Silver, priced in the USD, has been bullish in June, until hitting 21.57 in July. After that there was a sharp slide that engulfed the previous 2 weeks of consolidation and fell to 20.58. Yesterday (7/17), we saw silver rally to the 21.25 area and find resistance there. The 4H Chart shows a market that has retained a bearish bias, and could be setting up for another leg to this week’s bearish correction.
1) Price has fallen below a rising trendline since June.
2) The rejection at 21.25 shows bears are now in charge and that the previous swing to 21.57 is an exhaustion swing, and the market could be due for a bearish correction/consolidation.
3) The RSI has tagged 30, then failed to push above 60. This reflects maintenance of the bearish momentum in the 4H chart, in the short-term.

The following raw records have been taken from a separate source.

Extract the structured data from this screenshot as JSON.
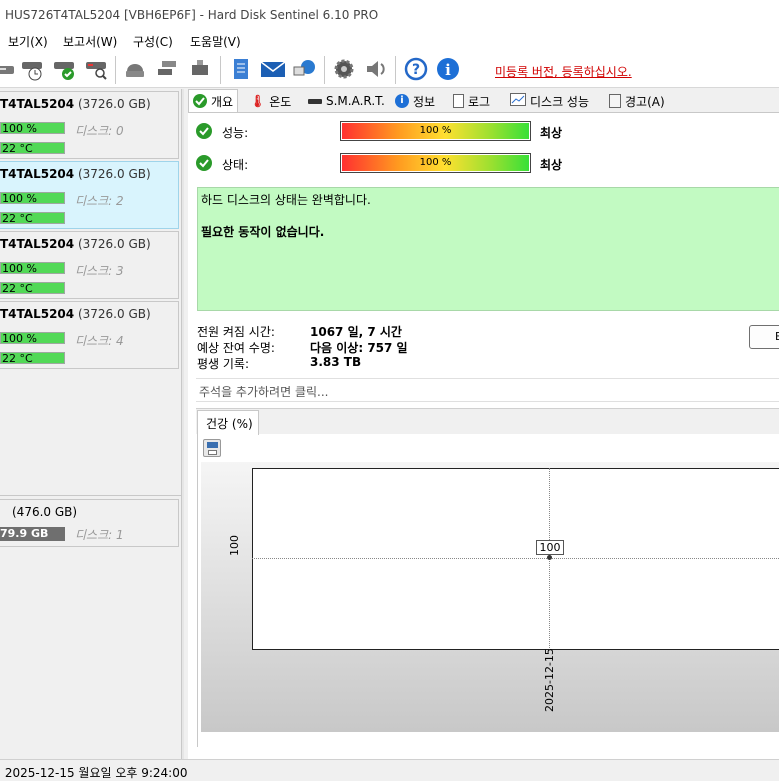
{
  "window": {
    "title": "HUS726T4TAL5204 [VBH6EP6F]  -  Hard Disk Sentinel 6.10 PRO"
  },
  "menu": {
    "items": [
      "보기(X)",
      "보고서(W)",
      "구성(C)",
      "도움말(V)"
    ]
  },
  "toolbar": {
    "unregistered": "미등록 버전, 등록하십시오.",
    "icons": [
      "disk-icon",
      "disk-clock-icon",
      "disk-check-icon",
      "disk-search-icon",
      "drive-icon",
      "network-drive-icon",
      "usb-drive-icon",
      "report-icon",
      "mail-icon",
      "network-icon",
      "gear-icon",
      "speaker-icon",
      "help-icon",
      "info-icon"
    ]
  },
  "disks": [
    {
      "name_bold": "T4TAL5204",
      "size": "(3726.0 GB)",
      "health": "100 %",
      "temp": "22 °C",
      "label": "디스크: 0"
    },
    {
      "name_bold": "T4TAL5204",
      "size": "(3726.0 GB)",
      "health": "100 %",
      "temp": "22 °C",
      "label": "디스크: 2"
    },
    {
      "name_bold": "T4TAL5204",
      "size": "(3726.0 GB)",
      "health": "100 %",
      "temp": "22 °C",
      "label": "디스크: 3"
    },
    {
      "name_bold": "T4TAL5204",
      "size": "(3726.0 GB)",
      "health": "100 %",
      "temp": "22 °C",
      "label": "디스크: 4"
    }
  ],
  "volume": {
    "size": "(476.0 GB)",
    "free": "79.9 GB",
    "label": "디스크: 1"
  },
  "tabs": [
    "개요",
    "온도",
    "S.M.A.R.T.",
    "정보",
    "로그",
    "디스크 성능",
    "경고(A)"
  ],
  "overview": {
    "performance_label": "성능:",
    "performance_value": "100 %",
    "performance_rating": "최상",
    "health_label": "상태:",
    "health_value": "100 %",
    "health_rating": "최상",
    "status_text": "하드 디스크의 상태는 완벽합니다.",
    "action_text": "필요한 동작이 없습니다.",
    "power_on_label": "전원 켜짐 시간:",
    "power_on_value": "1067 일, 7 시간",
    "lifetime_label": "예상 잔여 수명:",
    "lifetime_value": "다음 이상: 757 일",
    "written_label": "평생 기록:",
    "written_value": "3.83 TB",
    "button_label": "E",
    "note_placeholder": "주석을 추가하려면 클릭..."
  },
  "chart_data": {
    "type": "line",
    "tab_title": "건강 (%)",
    "x": [
      "2025-12-15"
    ],
    "series": [
      {
        "values": [
          100
        ]
      }
    ],
    "ytick_labels": [
      "100"
    ],
    "xtick_labels": [
      "2025-12-15"
    ],
    "data_labels": [
      "100"
    ]
  },
  "statusbar": {
    "text": ": 2025-12-15 월요일 오후 9:24:00"
  }
}
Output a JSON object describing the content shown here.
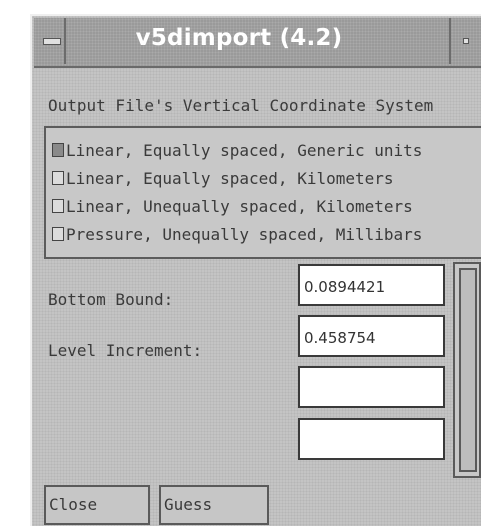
{
  "window": {
    "title": "v5dimport (4.2)"
  },
  "header": {
    "label": "Output File's Vertical Coordinate System"
  },
  "coordinate_options": [
    {
      "label": "Linear, Equally spaced, Generic units",
      "selected": true
    },
    {
      "label": "Linear, Equally spaced, Kilometers",
      "selected": false
    },
    {
      "label": "Linear, Unequally spaced, Kilometers",
      "selected": false
    },
    {
      "label": "Pressure, Unequally spaced, Millibars",
      "selected": false
    }
  ],
  "fields": {
    "bottom_bound": {
      "label": "Bottom Bound:",
      "value": "0.0894421"
    },
    "level_increment": {
      "label": "Level Increment:",
      "value": "0.458754"
    },
    "extra1": {
      "value": ""
    },
    "extra2": {
      "value": ""
    }
  },
  "buttons": {
    "close": "Close",
    "guess": "Guess"
  },
  "icons": {
    "window_menu": "window-menu-icon",
    "minimize": "minimize-icon"
  },
  "colors": {
    "titlebar": "#9a9a9a",
    "background": "#c4c4c4",
    "field_bg": "#ffffff"
  }
}
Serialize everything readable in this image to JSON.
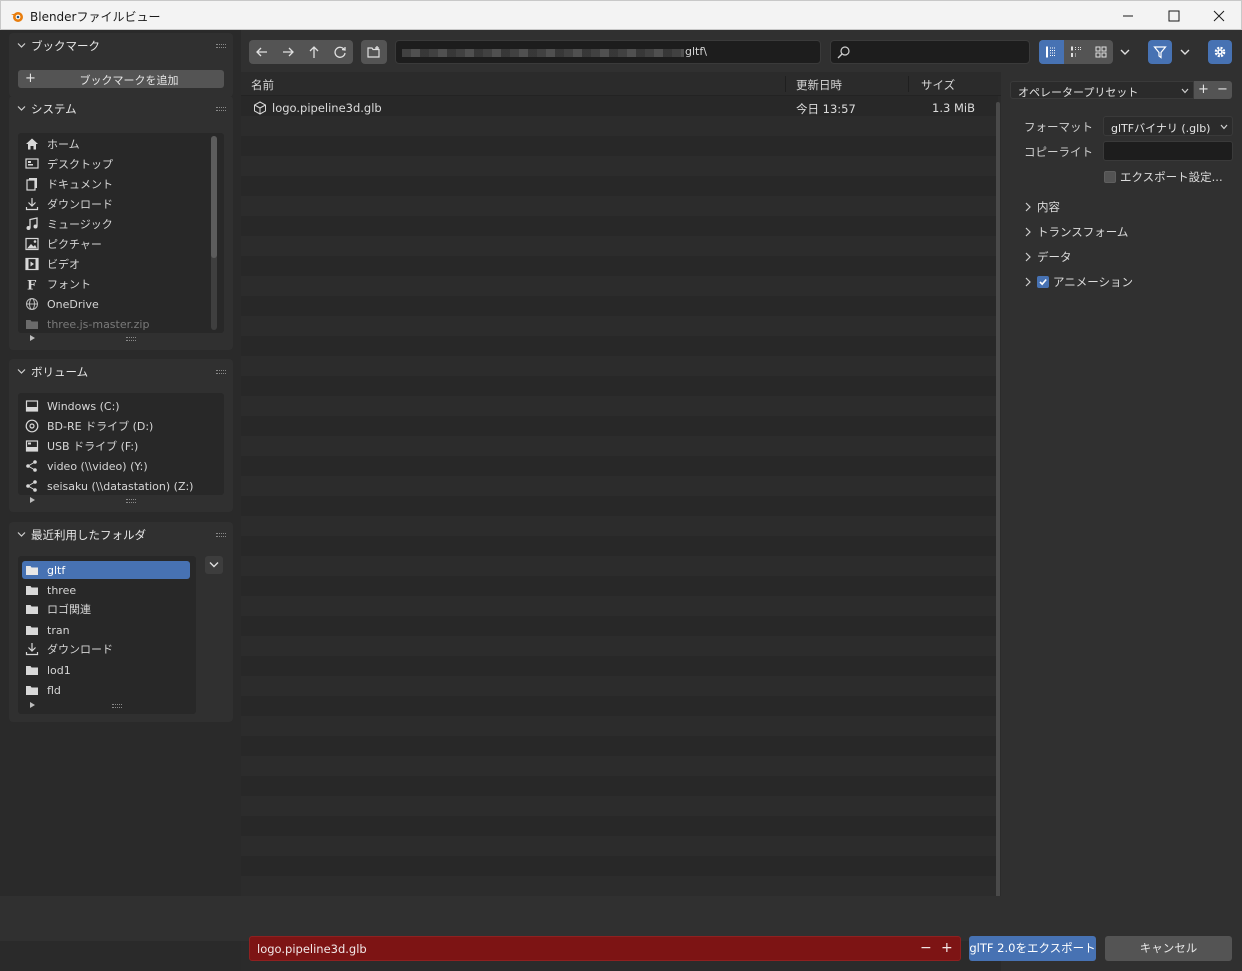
{
  "window": {
    "title": "Blenderファイルビュー"
  },
  "sidebar": {
    "bookmarks": {
      "title": "ブックマーク",
      "add_label": "ブックマークを追加"
    },
    "system": {
      "title": "システム",
      "items": [
        {
          "label": "ホーム",
          "icon": "home-icon"
        },
        {
          "label": "デスクトップ",
          "icon": "desktop-icon"
        },
        {
          "label": "ドキュメント",
          "icon": "documents-icon"
        },
        {
          "label": "ダウンロード",
          "icon": "download-icon"
        },
        {
          "label": "ミュージック",
          "icon": "music-icon"
        },
        {
          "label": "ピクチャー",
          "icon": "picture-icon"
        },
        {
          "label": "ビデオ",
          "icon": "video-icon"
        },
        {
          "label": "フォント",
          "icon": "font-icon"
        },
        {
          "label": "OneDrive",
          "icon": "network-icon"
        },
        {
          "label": "three.js-master.zip",
          "icon": "folder-icon"
        }
      ]
    },
    "volumes": {
      "title": "ボリューム",
      "items": [
        {
          "label": "Windows (C:)",
          "icon": "disk-icon"
        },
        {
          "label": "BD-RE ドライブ (D:)",
          "icon": "disc-icon"
        },
        {
          "label": "USB ドライブ (F:)",
          "icon": "usb-drive-icon"
        },
        {
          "label": "video (\\\\video) (Y:)",
          "icon": "network-drive-icon"
        },
        {
          "label": "seisaku (\\\\datastation) (Z:)",
          "icon": "network-drive-icon"
        }
      ]
    },
    "recent": {
      "title": "最近利用したフォルダ",
      "items": [
        {
          "label": "gltf",
          "icon": "folder-icon"
        },
        {
          "label": "three",
          "icon": "folder-icon"
        },
        {
          "label": "ロゴ関連",
          "icon": "folder-icon"
        },
        {
          "label": "tran",
          "icon": "folder-icon"
        },
        {
          "label": "ダウンロード",
          "icon": "download-icon"
        },
        {
          "label": "lod1",
          "icon": "folder-icon"
        },
        {
          "label": "fld",
          "icon": "folder-icon"
        }
      ]
    }
  },
  "toolbar": {
    "path_suffix": "gltf\\"
  },
  "file_list": {
    "columns": {
      "name": "名前",
      "date": "更新日時",
      "size": "サイズ"
    },
    "rows": [
      {
        "name": "logo.pipeline3d.glb",
        "date": "今日 13:57",
        "size": "1.3 MiB"
      }
    ]
  },
  "properties": {
    "preset": "オペレータープリセット",
    "format_label": "フォーマット",
    "format_value": "glTFバイナリ (.glb)",
    "copyright_label": "コピーライト",
    "copyright_value": "",
    "remember_label": "エクスポート設定...",
    "sections": [
      "内容",
      "トランスフォーム",
      "データ",
      "アニメーション"
    ]
  },
  "bottom": {
    "filename": "logo.pipeline3d.glb",
    "export_label": "glTF 2.0をエクスポート",
    "cancel_label": "キャンセル"
  },
  "colors": {
    "accent": "#4772b3",
    "filename_bg": "#7d1414"
  }
}
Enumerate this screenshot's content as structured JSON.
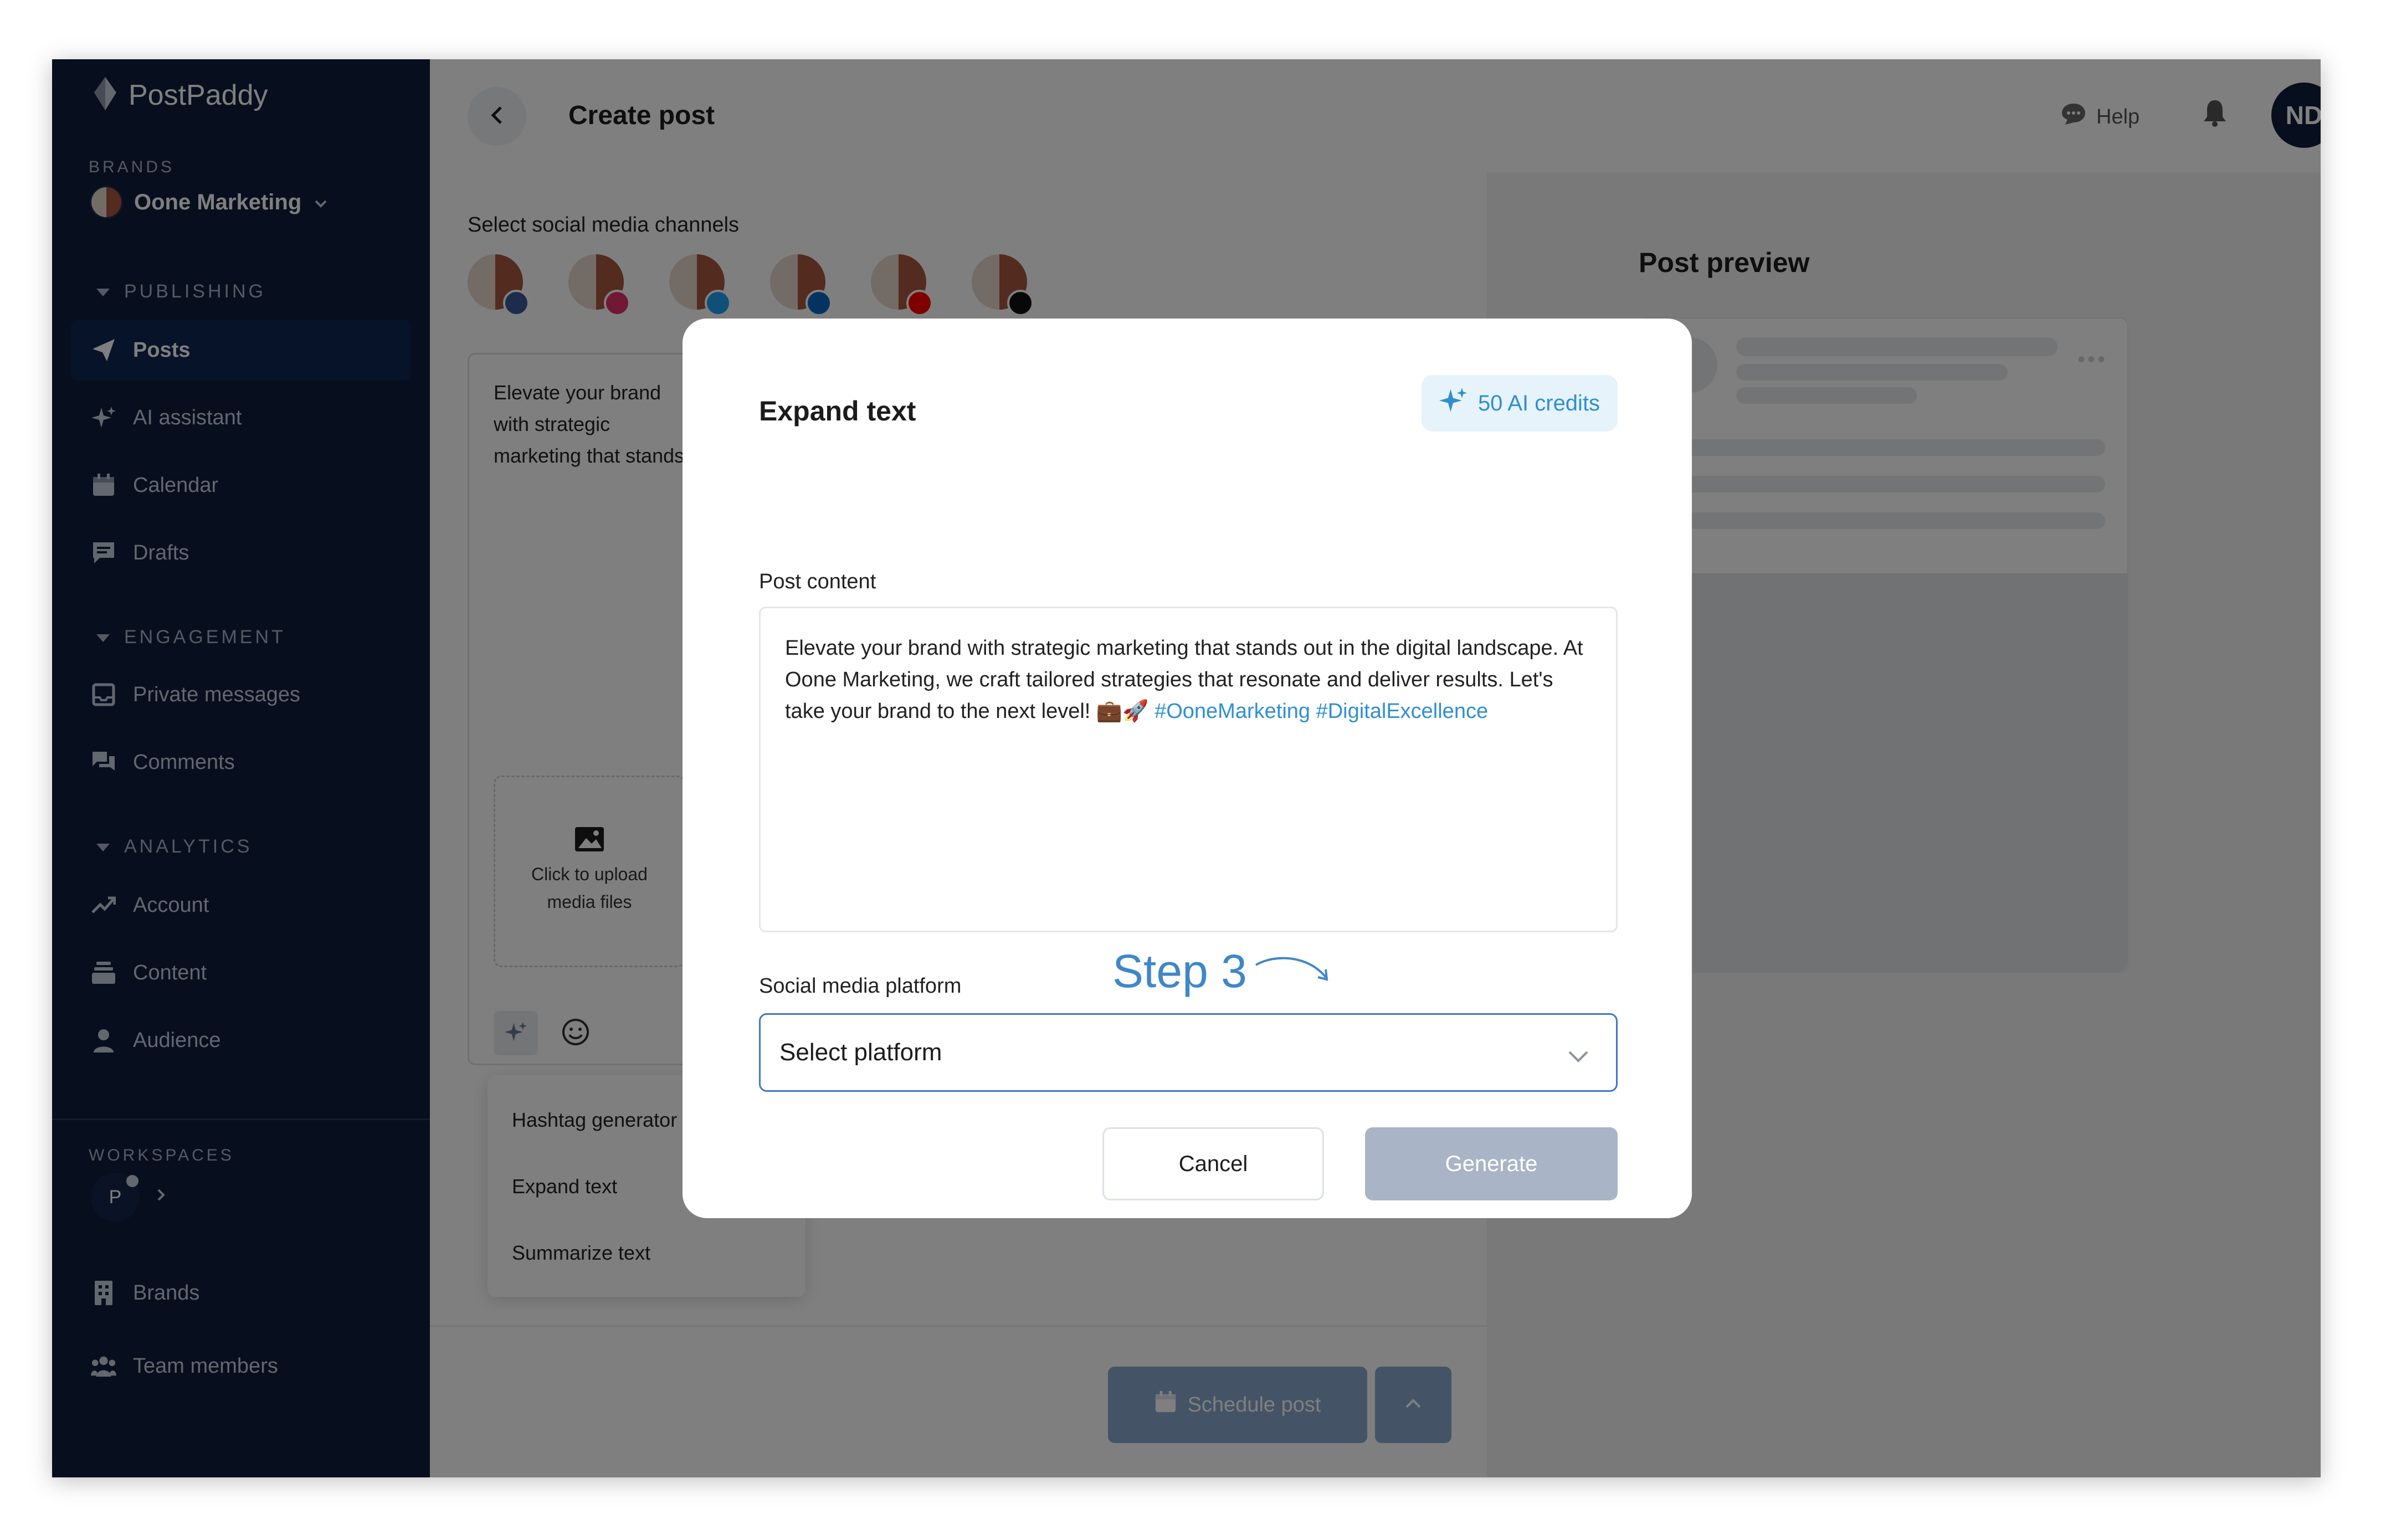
{
  "app": {
    "name": "PostPaddy"
  },
  "sidebar": {
    "brands_label": "BRANDS",
    "brand_name": "Oone Marketing",
    "sections": {
      "publishing": "PUBLISHING",
      "engagement": "ENGAGEMENT",
      "analytics": "ANALYTICS"
    },
    "items": {
      "posts": "Posts",
      "ai_assistant": "AI assistant",
      "calendar": "Calendar",
      "drafts": "Drafts",
      "private_messages": "Private messages",
      "comments": "Comments",
      "account": "Account",
      "content": "Content",
      "audience": "Audience",
      "brands": "Brands",
      "team_members": "Team members"
    },
    "workspaces_label": "WORKSPACES",
    "workspace_initial": "P"
  },
  "header": {
    "title": "Create post",
    "help_label": "Help",
    "user_initials": "ND"
  },
  "editor": {
    "channels_label": "Select social media channels",
    "channels": [
      {
        "icon": "facebook-icon",
        "color": "#3b5998"
      },
      {
        "icon": "instagram-icon",
        "color": "#e1306c"
      },
      {
        "icon": "twitter-icon",
        "color": "#1da1f2"
      },
      {
        "icon": "linkedin-icon",
        "color": "#0a66c2"
      },
      {
        "icon": "youtube-icon",
        "color": "#ff0000"
      },
      {
        "icon": "tiktok-icon",
        "color": "#111111"
      }
    ],
    "text_preview": "Elevate your brand with strategic marketing that stands out in the digital landscape. At Oone Marketing, we craft tailored strategies that resonate and deliver results. Let's take your brand to the next level! 💼🚀",
    "upload_label": "Click to upload media files",
    "ai_menu": [
      "Hashtag generator",
      "Expand text",
      "Summarize text"
    ],
    "schedule_label": "Schedule post"
  },
  "preview": {
    "title": "Post preview"
  },
  "modal": {
    "title": "Expand text",
    "credits_label": "50 AI credits",
    "content_label": "Post content",
    "content_text": "Elevate your brand with strategic marketing that stands out in the digital landscape. At Oone Marketing, we craft tailored strategies that resonate and deliver results. Let's take your brand to the next level! 💼🚀",
    "hashtags": "#OoneMarketing #DigitalExcellence",
    "platform_label": "Social media platform",
    "platform_placeholder": "Select platform",
    "step_label": "Step 3",
    "cancel_label": "Cancel",
    "generate_label": "Generate"
  },
  "colors": {
    "sidebar_bg": "#0f1f3c",
    "accent": "#3f78c6",
    "credits_text": "#2f8fd0",
    "hashtag": "#2f8fd0"
  }
}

4) Another bearish swing similar to the length of the 21.57-20.58 swing would target the 20.25 area. We can see some key support factors just below that ABC projection (a correction pattern when A = C).
5) 50% retracement: 20.10
6) 61.8% retracement: 19.76
7) Resistance pivot at 19.89
Reward to Risk: A failure to break below 20.58 and a push above 21.25 should shelve the ABC correction outlook. Let’s say we wait for silver price to come back to 21.10 and plan an entry there. A stop above 21.25, ie. 21.40, would show a risk at stop-low of 30 points. If the target is to 20.25, the potential reward is 75. This offers us a 75:30, or a 2.5:1 reward to risk ratio.
If this ABC correction scenario does materialize price approaches 20.25. Look out for buyers there.
1) Looking at the daily chart, we can see that in the 20-20.25 area resides the 200-, 100-, and 50-day simple moving averages. They can been as support at least in the short-term.
2) Price has broken above a falling trendline going back to August 2013’s high of 25.12.
3) The RSI has tagged 80, which reflects strong bullish momentum. If it can hold above 40 again, then the market is likely turning bullish. This has not been confirmed yet and the RSI could very well be swinging from overbought to oversold levels as it has done since the end of 2013. Still the possibility of a medium-term uptrend after the trendline breakout is favorable.
4) If the 20.00 handle does hold as support, the upside risk in the short to medium term will be 22.18, the high on the year.